In Scikit-learn there are various ways to evaluate a model, one of such module that we are going to use in this guide is **'sklearn.metrics'**  which has a wide range of tool to evaluate the performance of a machine learning model.

In [73]:
from sklearn.metrics import accuracy_score, classification_report

# Calculate accuracy
model_accuracy = accuracy_score(y_test, y_pred)
print(f'Accuracy of the model: {model_accuracy}')

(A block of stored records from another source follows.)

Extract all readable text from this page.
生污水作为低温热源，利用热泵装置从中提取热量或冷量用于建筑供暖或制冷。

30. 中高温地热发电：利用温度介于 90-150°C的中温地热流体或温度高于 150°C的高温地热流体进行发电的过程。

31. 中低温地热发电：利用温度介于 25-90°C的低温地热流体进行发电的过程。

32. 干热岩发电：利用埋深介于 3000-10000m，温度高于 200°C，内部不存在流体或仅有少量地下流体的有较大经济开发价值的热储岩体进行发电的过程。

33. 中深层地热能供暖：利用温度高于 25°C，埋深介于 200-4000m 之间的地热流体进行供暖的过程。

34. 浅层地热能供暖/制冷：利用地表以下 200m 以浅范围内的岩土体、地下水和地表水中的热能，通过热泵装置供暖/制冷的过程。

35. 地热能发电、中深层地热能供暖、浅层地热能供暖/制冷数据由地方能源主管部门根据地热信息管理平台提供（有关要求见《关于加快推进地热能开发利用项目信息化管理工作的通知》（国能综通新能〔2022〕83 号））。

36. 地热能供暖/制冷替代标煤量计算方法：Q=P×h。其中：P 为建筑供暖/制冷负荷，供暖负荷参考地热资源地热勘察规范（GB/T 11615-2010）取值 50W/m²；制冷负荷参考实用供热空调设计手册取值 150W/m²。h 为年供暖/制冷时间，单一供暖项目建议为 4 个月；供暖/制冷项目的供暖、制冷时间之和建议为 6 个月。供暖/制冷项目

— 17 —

# Detailed classification report
detailed_report = classification_report(y_test, y_pred)
print(detailed_report)


Accuracy of the model: 0.9590643274853801
              precision    recall  f1-score   support

           0       0.94      0.95      0.94        63
           1       0.97      0.96      0.97       108

    accuracy                           0.96       171
   macro avg       0.95      0.96      0.96       171
weighted avg       0.96      0.96      0.96       171



'model_accuracy' is the accuracy score of our model. The **accuracy_score** function calculates the accuracy by comparing the test dataset 'y_test' with the predicted labels (y_pred). What we print using the print method is the propotion of correct predictions out of all the predictions the model predicts. In other words, our model has 95% (0.95) accuracy.

Next, using the **classification_report** function we are generating the detailed classification report that has the precision, recall, f1-score and the support for each class (in binary classification there are two classes, in our case Benign (non-cancerous) tumors and Malignant (cancerous) tumors).
According to the report we can see the,
*  **Precision**: The ratio of correctly predicted positive observations to the total predicted positives.
*  **Recall**: The ratio of correctly predicted positive observations to all the observations in the class.
*  **f1-score**: The weighted average of the precision and the recall.
*  **Support**: The number of occurances of each class in the dataset.

These 7 commands provides a comprehensive introduction to using Scikit-learn, from importing Scikit-learn to loading a dataset, preprocessing our datasets, training, testing and evaluating the model.